「丹波国際映画祭」実行委員長 近兼拓史さん(西宮市)

2023.11.19
たんばのひと

近兼拓史さん

「『苦しかった』は勝利宣言」

「丹波を映画の町にしたい」と夢を掲げ、第1回「丹波国際映画祭」を開催した。支配人を務める映画館「ヱビスシネマ。」(丹波市氷上町成松)など3会場で12作品を上映。来場者投票でグランプリを決め、初代は「ヒゲの校長」が受賞した。

丹波市を舞台に2017年、自身の3作目となる映画「恐竜の詩」を撮影。その時の出会いがきっかけとなり、元暴力団事務所の建物を買い取って映画館として復活させることに。その様子を撮影して、人情コメディーとして映画化しつつ、2021年に市内で約50年ぶりの復活映画館となる「ヱビスシネマ。」をオープンした。作品「銀幕の詩」は昨年完成し、全国で巡回上映している。

国立大学を卒業目前に中退し、プロバイクレーサーに。23歳の時にレースで大事故に遭い、社会復帰に2年半かかった。入院中に書いた体験記がきっかけでライターの仕事を始め、カメラマン、ラジオパーソナリティー、映画監督と活動を広げてきた。

「やりかけたこと、口に出したことは最後までやる」。

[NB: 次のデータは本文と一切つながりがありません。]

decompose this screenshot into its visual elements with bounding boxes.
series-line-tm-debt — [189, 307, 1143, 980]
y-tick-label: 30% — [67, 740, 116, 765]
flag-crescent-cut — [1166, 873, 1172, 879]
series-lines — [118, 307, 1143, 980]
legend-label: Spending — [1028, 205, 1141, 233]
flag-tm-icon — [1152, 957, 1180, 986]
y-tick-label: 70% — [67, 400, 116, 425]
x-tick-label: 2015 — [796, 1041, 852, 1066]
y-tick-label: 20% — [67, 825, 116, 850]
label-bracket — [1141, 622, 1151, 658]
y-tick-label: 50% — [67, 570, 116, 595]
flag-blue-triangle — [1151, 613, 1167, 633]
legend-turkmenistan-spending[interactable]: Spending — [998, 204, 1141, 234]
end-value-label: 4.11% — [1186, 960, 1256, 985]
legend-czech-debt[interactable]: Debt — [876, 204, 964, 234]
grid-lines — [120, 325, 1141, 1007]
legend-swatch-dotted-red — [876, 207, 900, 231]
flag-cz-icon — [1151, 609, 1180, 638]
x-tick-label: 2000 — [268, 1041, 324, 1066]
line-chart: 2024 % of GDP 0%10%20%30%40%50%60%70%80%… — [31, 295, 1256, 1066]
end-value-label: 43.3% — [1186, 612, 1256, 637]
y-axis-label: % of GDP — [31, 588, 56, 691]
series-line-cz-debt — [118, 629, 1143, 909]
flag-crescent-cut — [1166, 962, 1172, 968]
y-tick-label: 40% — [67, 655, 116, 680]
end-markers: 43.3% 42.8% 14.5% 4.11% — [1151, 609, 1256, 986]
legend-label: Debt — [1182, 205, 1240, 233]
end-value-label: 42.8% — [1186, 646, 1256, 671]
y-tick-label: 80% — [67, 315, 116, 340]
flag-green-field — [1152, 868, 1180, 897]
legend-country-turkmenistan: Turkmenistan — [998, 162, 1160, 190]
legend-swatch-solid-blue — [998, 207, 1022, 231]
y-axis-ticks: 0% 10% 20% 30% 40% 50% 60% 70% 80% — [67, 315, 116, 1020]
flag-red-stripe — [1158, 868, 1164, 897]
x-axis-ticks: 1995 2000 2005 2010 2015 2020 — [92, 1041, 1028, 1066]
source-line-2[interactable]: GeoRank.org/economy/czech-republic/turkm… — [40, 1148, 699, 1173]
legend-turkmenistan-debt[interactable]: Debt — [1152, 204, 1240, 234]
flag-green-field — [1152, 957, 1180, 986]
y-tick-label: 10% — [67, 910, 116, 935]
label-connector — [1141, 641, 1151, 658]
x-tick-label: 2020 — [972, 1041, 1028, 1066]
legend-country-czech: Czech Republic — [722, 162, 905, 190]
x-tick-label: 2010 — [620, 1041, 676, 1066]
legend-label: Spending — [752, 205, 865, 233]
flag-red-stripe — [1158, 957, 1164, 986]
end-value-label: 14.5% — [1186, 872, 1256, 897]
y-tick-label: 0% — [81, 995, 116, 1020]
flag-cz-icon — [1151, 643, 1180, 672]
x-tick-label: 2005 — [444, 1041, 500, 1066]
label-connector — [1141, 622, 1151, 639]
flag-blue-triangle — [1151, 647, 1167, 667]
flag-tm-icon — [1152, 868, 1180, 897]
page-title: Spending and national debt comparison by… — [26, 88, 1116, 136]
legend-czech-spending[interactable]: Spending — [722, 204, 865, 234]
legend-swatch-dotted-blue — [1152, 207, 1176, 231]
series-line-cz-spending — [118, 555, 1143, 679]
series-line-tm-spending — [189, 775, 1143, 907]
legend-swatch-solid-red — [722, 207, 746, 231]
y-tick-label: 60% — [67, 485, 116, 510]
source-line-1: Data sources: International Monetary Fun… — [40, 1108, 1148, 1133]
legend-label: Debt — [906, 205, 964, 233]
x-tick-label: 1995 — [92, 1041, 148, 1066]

温和な笑顔の下に不屈の精神。「苦しいとは言うなと父に言われていた。『苦しい』は泣き言だが、『苦しかった』は、乗り越えた勝利宣言になる」

日本映画監督協会に所属する500人のうち、映画館を持っているのは一人という。「コロナ禍に映画館を作り、業界の“希望の星”になってしまった。後には引けない」

ロケ地としての産業化を含めた映画でのまちおこしと、「丹波からアカデミー賞を取れる監督を育てる」という、2つの大きな夢がある。神戸市長田区出身。61歳。